Di contro, rileva la Corte, non deve dimenticarsi come l'esame del perito sia preliminare rispetto alla lettura della perizia.

In tal modo, l'attenzione si riversa sull'esperto e non sulla relazione dallo stesso stilata.

Nondimeno, un argomento interessante si rivela quello proposto dalla giurisprudenza civile di legittimità, relativo alla diversa attività deducente o percipiente svolta dal perito.

Ove il perito abbia l'incarico di valutare, semplicemente, fatti o dati preesistenti, la sua è un'attività deducente che, secondo i giudici, non costituisce una prova in senso proprio.

Di contro, se lo stesso ha l'incarico di accertare fatti non diversamente accertabili attraverso prove o tecniche particolari, la sua attività è senz'altro percipiente e, dunque, la consulenza costituisce una vera e propria fonte diretta di prova, utilizzabile al pari di ogni altra prova in giudizio.

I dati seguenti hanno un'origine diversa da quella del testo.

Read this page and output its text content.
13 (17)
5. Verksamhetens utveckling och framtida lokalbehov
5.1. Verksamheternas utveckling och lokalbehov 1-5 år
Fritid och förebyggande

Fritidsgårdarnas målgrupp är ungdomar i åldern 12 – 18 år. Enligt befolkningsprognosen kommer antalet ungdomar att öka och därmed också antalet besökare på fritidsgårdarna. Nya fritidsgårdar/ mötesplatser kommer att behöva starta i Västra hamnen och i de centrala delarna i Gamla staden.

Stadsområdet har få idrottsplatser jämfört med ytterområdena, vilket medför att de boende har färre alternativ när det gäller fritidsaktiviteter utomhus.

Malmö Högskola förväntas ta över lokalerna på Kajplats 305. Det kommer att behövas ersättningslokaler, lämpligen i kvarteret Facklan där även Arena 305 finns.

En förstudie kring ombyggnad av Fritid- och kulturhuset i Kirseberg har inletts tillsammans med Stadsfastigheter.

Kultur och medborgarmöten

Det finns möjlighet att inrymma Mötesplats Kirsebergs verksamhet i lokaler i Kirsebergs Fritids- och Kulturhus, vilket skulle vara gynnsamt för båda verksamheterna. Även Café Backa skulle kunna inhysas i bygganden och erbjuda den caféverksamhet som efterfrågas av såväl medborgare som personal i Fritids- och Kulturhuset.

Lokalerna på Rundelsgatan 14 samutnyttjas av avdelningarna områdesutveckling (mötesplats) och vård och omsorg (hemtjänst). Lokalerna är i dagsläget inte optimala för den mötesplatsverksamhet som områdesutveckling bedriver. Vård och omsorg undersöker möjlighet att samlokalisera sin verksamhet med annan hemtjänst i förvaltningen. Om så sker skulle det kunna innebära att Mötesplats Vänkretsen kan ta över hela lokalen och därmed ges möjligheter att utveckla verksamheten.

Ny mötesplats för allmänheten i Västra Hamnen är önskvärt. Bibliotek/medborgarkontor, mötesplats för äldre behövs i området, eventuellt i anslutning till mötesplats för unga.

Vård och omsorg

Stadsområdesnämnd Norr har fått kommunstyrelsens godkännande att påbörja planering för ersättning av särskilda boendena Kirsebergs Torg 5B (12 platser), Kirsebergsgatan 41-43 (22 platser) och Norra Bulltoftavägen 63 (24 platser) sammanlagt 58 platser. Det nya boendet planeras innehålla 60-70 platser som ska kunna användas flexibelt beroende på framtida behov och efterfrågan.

Secondo la Corte rimettente, tale principio può essere utilizzato anche in sede penale, e deve ritenersi che, nei casi in cui l'attività del perito sia percipiente, l'apporto cognitivo probatorio del consulente corrisponde a quello del testimone, posto che dà un contributo ulteriore che non avrebbe potuto esserci in sua assenza.

Ad ogni modo, pur di fronte a tale interessante distinzione, resta comunque il fatto che le Sezioni unite, nell'ordinanza più volte citata, non hanno mai indicato, per i casi di rinnovazione dell'istruttoria dibattimentale in appello, il perito quale soggetto sottoposto alla regola di cui all'art. 603 c.p.p..

2.

All'udienza del 23 maggio 2018, pertanto, la Seconda Sezione penale della Corte di cassazione ha rimesso alle Sezioni unite la decisione della seguente questione oggetto di contrasto giurisprudenziale:

«Se la dichiarazione resa dal perito o dal consulente tecnico costituisca o meno prova dichiarativa assimilabile a quella del testimone, rispetto alla quale, se decisiva, il giudice di appello avrebbe la necessità di procedere alla rinnovazione dibattimentale, nel caso di riforma della sentenza di assoluzione sulla base di un diverso apprezzamento di essa».

3.

Il Primo Presidente della Cassazione ha fissato per il 22 novembre 2018 l'udienza davanti alle Sezioni unite per la discussione della questione controversa:

«Se la dichiarazione resa dal perito o dal consulente tecnico costituisca o meno prova dichiarativa assimilabile a quella del testimone, rispetto alla quale, se decisiva, il giudice di appello avrebbe la necessità di procedere alla rinnovazione dibattimentale, nel caso di riforma della sentenza di assoluzione sulla base di un diverso apprezzamento di essa».